The mechanism of action of this combination on glucose intolerance remains unclear. In this study, pravastatin and/or a combination of noneffective doses of pravastatin and olmesartan did not modify the plasma insulin level. Thus, these drugs may not affect insulin secretion. Instead, this combination increased glucose uptake into skeletal muscle and adipose tissue (Figure 5). These results suggest that the combination of pravastatin and olmesartan increased insulin sensitivity in insulin-sensitive tissues.

Previous reports indicate that oxidative stress induces insulin resistance.22, 23, 24, 25, 26 We have previously reported that superoxide production was decreased by an ARB in the skeletal muscle of KK-Ay mice.4 Other papers indicate that antihypertensive drugs attenuate superoxide production.27, 28, 29 In this study, an antioxidant, tempol, enhanced the effect of pravastatin or olmesartan (Figure 5). In Figure 5, tempol increased the tissue glucose uptake caused by pravastatin or olmesartan. These results suggest that a synergistic effect of a combination of pravastatin and olmesartan on glucose intolerance was induced at least in part through the attenuation of oxidative stress.

Oxidative stress induces vascular endothelial dysfunction and inflammation, and thereby may impair arterial function and blood flow.30, 31 As statins attenuate oxidative stress and inflammation, it may be possible that statins improve tissue microcirculation. Such an improvement of microcirculation might be involved in the beneficial effects of the combination of pravastatin and olmesartan on glucose intolerance.
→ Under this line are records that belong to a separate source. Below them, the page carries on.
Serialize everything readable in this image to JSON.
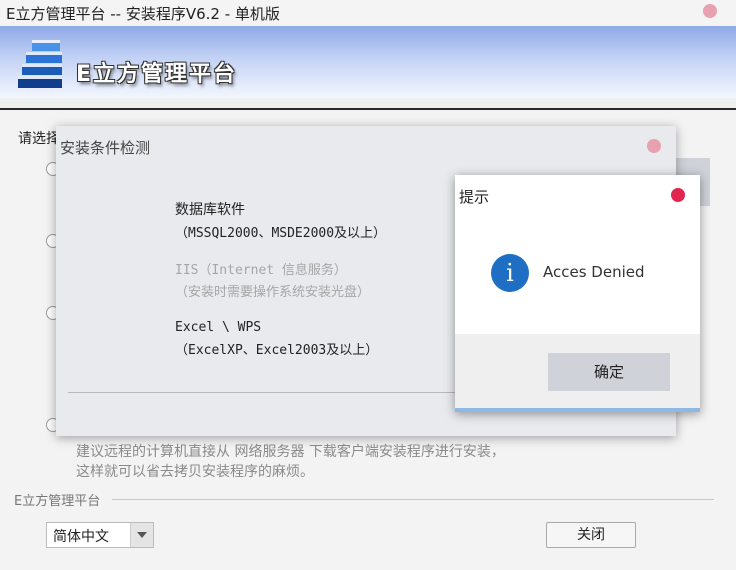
{
  "window": {
    "title": "E立方管理平台 -- 安装程序V6.2 - 单机版",
    "logo_text": "E立方管理平台"
  },
  "main": {
    "choose_label": "请选择",
    "hint_lines": [
      "建议远程的计算机直接从 网络服务器 下载客户端安装程序进行安装，",
      "这样就可以省去拷贝安装程序的麻烦。"
    ],
    "group_label": "E立方管理平台",
    "language_value": "简体中文",
    "close_label": "关闭"
  },
  "env_dialog": {
    "title": "安装条件检测",
    "requirements": [
      {
        "name": "数据库软件",
        "detail": "（MSSQL2000、MSDE2000及以上）"
      },
      {
        "name": "IIS（Internet 信息服务）",
        "detail": "（安装时需要操作系统安装光盘）"
      },
      {
        "name": "Excel \\ WPS",
        "detail": "（ExcelXP、Excel2003及以上）"
      }
    ]
  },
  "alert": {
    "title": "提示",
    "message": "Acces Denied",
    "icon_glyph": "i",
    "ok_label": "确定"
  },
  "colors": {
    "close_dot_light": "#e8a1b0",
    "close_dot_alert": "#e0264f",
    "info_blue": "#1e6fc3"
  }
}
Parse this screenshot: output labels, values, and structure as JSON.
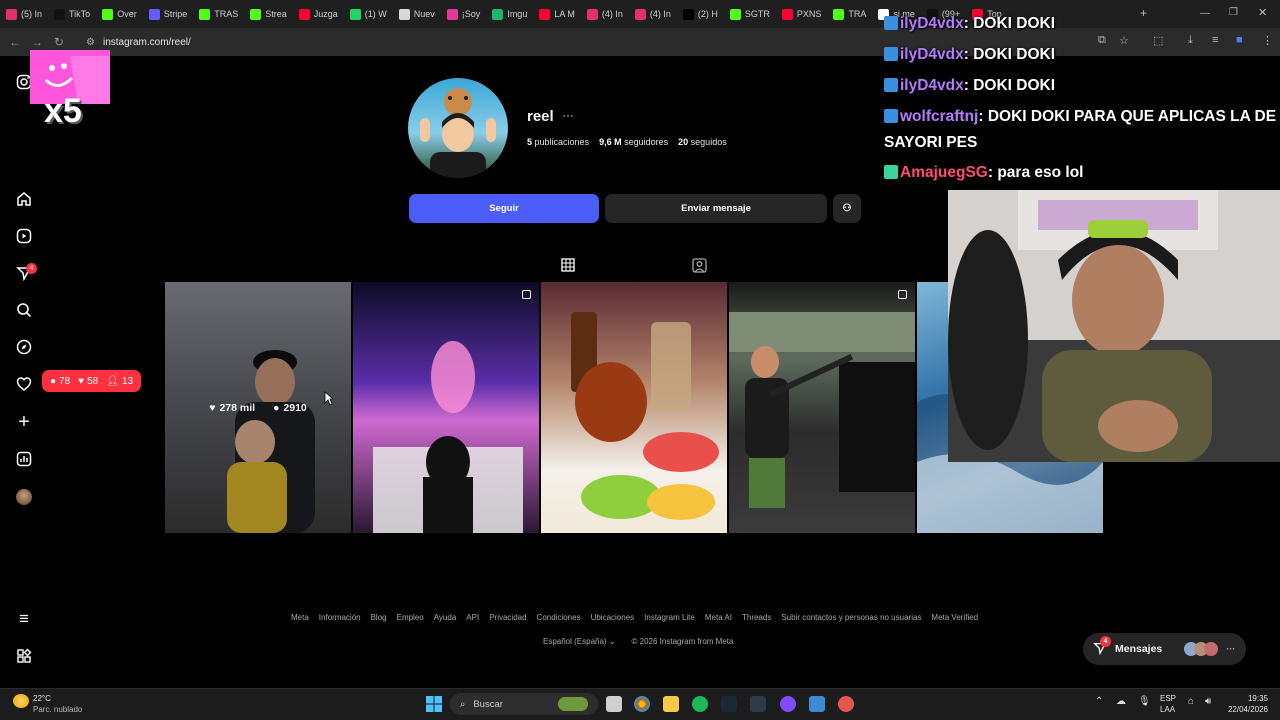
{
  "browser": {
    "tabs": [
      {
        "label": "(5) In",
        "color": "#e1306c"
      },
      {
        "label": "TikTo",
        "color": "#111111"
      },
      {
        "label": "Over",
        "color": "#53fc18"
      },
      {
        "label": "Stripe",
        "color": "#635bff"
      },
      {
        "label": "TRAS",
        "color": "#53fc18"
      },
      {
        "label": "Strea",
        "color": "#53fc18"
      },
      {
        "label": "Juzga",
        "color": "#ff0033"
      },
      {
        "label": "(1) W",
        "color": "#25d366"
      },
      {
        "label": "Nuev",
        "color": "#d8d8d8"
      },
      {
        "label": "¡Soy",
        "color": "#e13a9a"
      },
      {
        "label": "Imgu",
        "color": "#1bb76e"
      },
      {
        "label": "LA M",
        "color": "#ff0033"
      },
      {
        "label": "(4) In",
        "color": "#e1306c"
      },
      {
        "label": "(4) In",
        "color": "#e1306c"
      },
      {
        "label": "(2) H",
        "color": "#000000"
      },
      {
        "label": "SGTR",
        "color": "#53fc18"
      },
      {
        "label": "PXNS",
        "color": "#ff0033"
      },
      {
        "label": "TRA",
        "color": "#53fc18"
      },
      {
        "label": "si me",
        "color": "#ffffff"
      },
      {
        "label": "(99+",
        "color": "#111111"
      },
      {
        "label": "Top",
        "color": "#ff0033"
      }
    ],
    "url": "instagram.com/reel/"
  },
  "profile": {
    "username": "reel",
    "more": "···",
    "posts_count": "5",
    "posts_label": "publicaciones",
    "followers_count": "9,6 M",
    "followers_label": "seguidores",
    "following_count": "20",
    "following_label": "seguidos",
    "follow_button": "Seguir",
    "message_button": "Enviar mensaje"
  },
  "sidebar": {
    "notifications_badge": "4",
    "pill": {
      "comments": "78",
      "likes": "58",
      "follows": "13"
    }
  },
  "posts": [
    {
      "likes": "278 mil",
      "comments": "2910",
      "hovered": true,
      "multi": false
    },
    {
      "hovered": false,
      "multi": true
    },
    {
      "hovered": false,
      "multi": false
    },
    {
      "hovered": false,
      "multi": true
    },
    {
      "hovered": false,
      "multi": false
    }
  ],
  "footer": {
    "links": [
      "Meta",
      "Información",
      "Blog",
      "Empleo",
      "Ayuda",
      "API",
      "Privacidad",
      "Condiciones",
      "Ubicaciones",
      "Instagram Lite",
      "Meta AI",
      "Threads",
      "Subir contactos y personas no usuarias",
      "Meta Verified"
    ],
    "language": "Español (España)",
    "copyright": "© 2026 Instagram from Meta"
  },
  "messages": {
    "label": "Mensajes",
    "badge": "4"
  },
  "stream": {
    "x5_label": "x5",
    "chat": [
      {
        "user": "ilyD4vdx",
        "msg": ": DOKI DOKI",
        "red": false
      },
      {
        "user": "ilyD4vdx",
        "msg": ": DOKI DOKI",
        "red": false
      },
      {
        "user": "ilyD4vdx",
        "msg": ": DOKI DOKI",
        "red": false
      },
      {
        "user": "wolfcraftnj",
        "msg": ": DOKI DOKI PARA QUE APLICAS LA DE",
        "red": false
      },
      {
        "user": "",
        "msg": "SAYORI PES",
        "red": false
      },
      {
        "user": "AmajuegSG",
        "msg": ": para eso lol",
        "red": true
      }
    ]
  },
  "taskbar": {
    "weather_temp": "22°C",
    "weather_desc": "Parc. nublado",
    "search": "Buscar",
    "lang_top": "ESP",
    "lang_bottom": "LAA",
    "time": "19:35",
    "date": "22/04/2026"
  }
}
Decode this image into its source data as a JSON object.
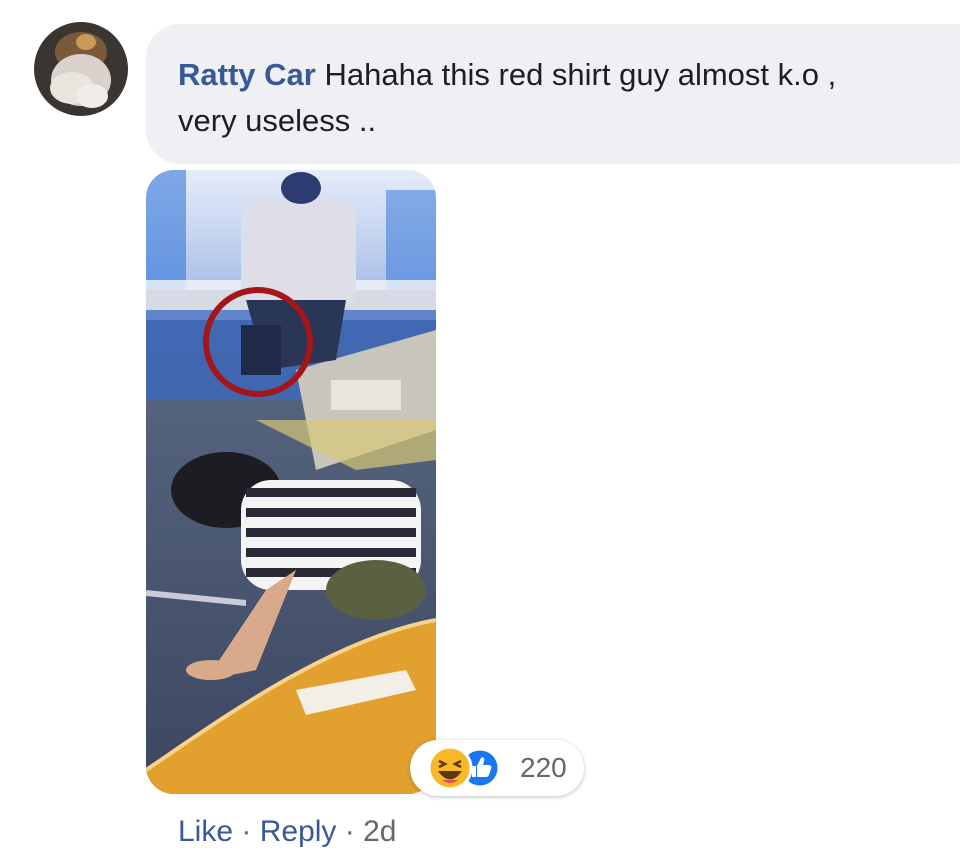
{
  "comment": {
    "author": "Ratty Car",
    "text": "Hahaha this red shirt guy almost k.o ,\nvery useless ..",
    "reactions": {
      "icons": [
        "haha-icon",
        "like-icon"
      ],
      "count": "220"
    },
    "actions": {
      "like_label": "Like",
      "separator": "·",
      "reply_label": "Reply",
      "timestamp": "2d"
    }
  },
  "colors": {
    "bubble_bg": "#eef0f3",
    "author": "#385898",
    "meta": "#65676b",
    "like_blue": "#1877f2",
    "haha_yellow": "#f7b928",
    "highlight_circle": "#a4161a"
  }
}
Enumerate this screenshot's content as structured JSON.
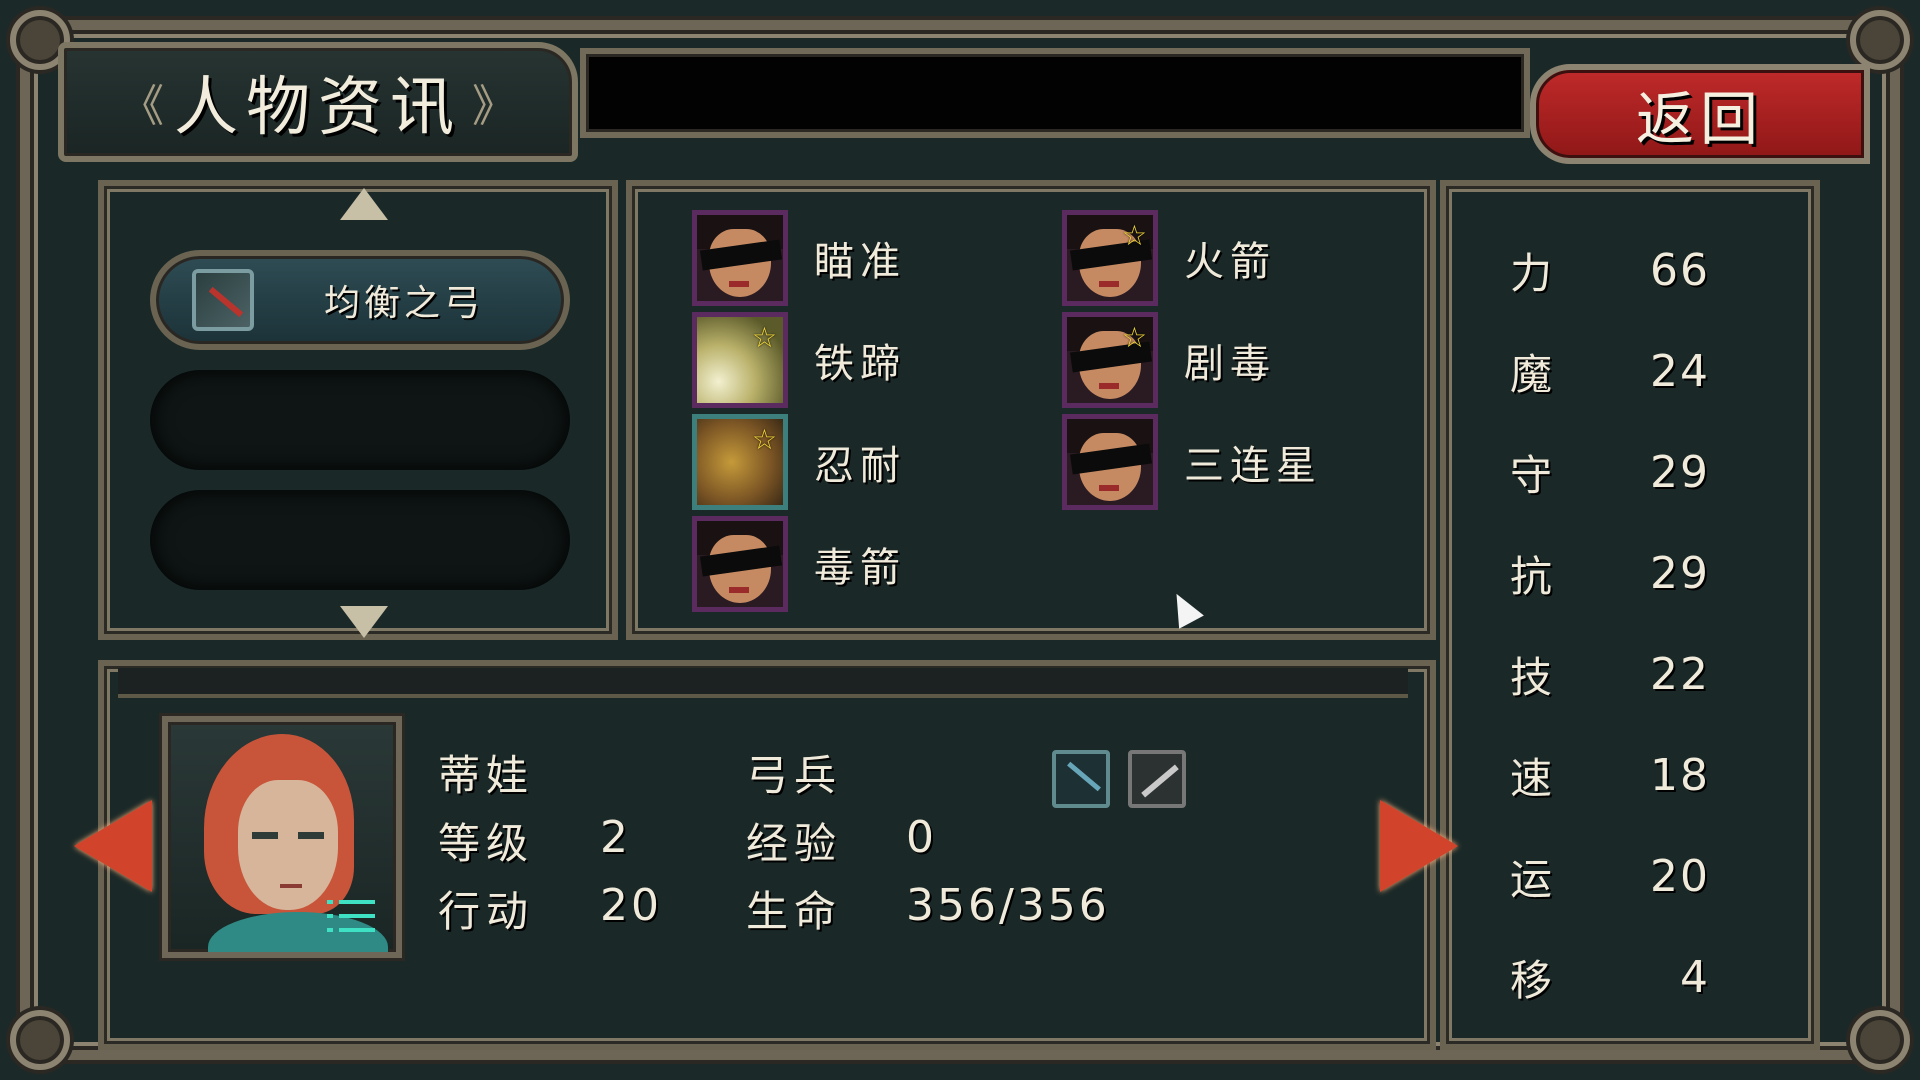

Moreover, it is reported that pravastatin suppressed TNF-α-induced intracellular oxidants in cultured cardiomyocytes and improved glucose uptake.31 We previously observed that treatment with an ARB decreased the expression of TNF-α in the skeletal muscle4, 32 and the plasma FFA level (unpublished data) in diabetic mice. As inflammatory factors, such as TNF-α, and FFA, are involved in insulin resistance, the effect of a combination of a statin and an ARB may be mediated by a suppression of TNF-α and/or FFA, which should be further investigated.

Taken together, although a statin or an ARB can attenuate glucose intolerance in diabetic mice, the combination of a statin and an ARB synergistically improves glucose intolerance by an increase in insulin sensitivity in skeletal muscle and adipose tissue. These beneficial actions of the combination seem to be induced, at least partly, by the inhibition of oxidative stress in insulin-sensitive tissues. We can expect that a combination of a statin and an ARB could provide future new therapeutic strategies in terms of an improvement of the metabolic syndrome, resulting in a decrease in cardiovascular events.

Conflict of interest

The authors declare no conflict of interest.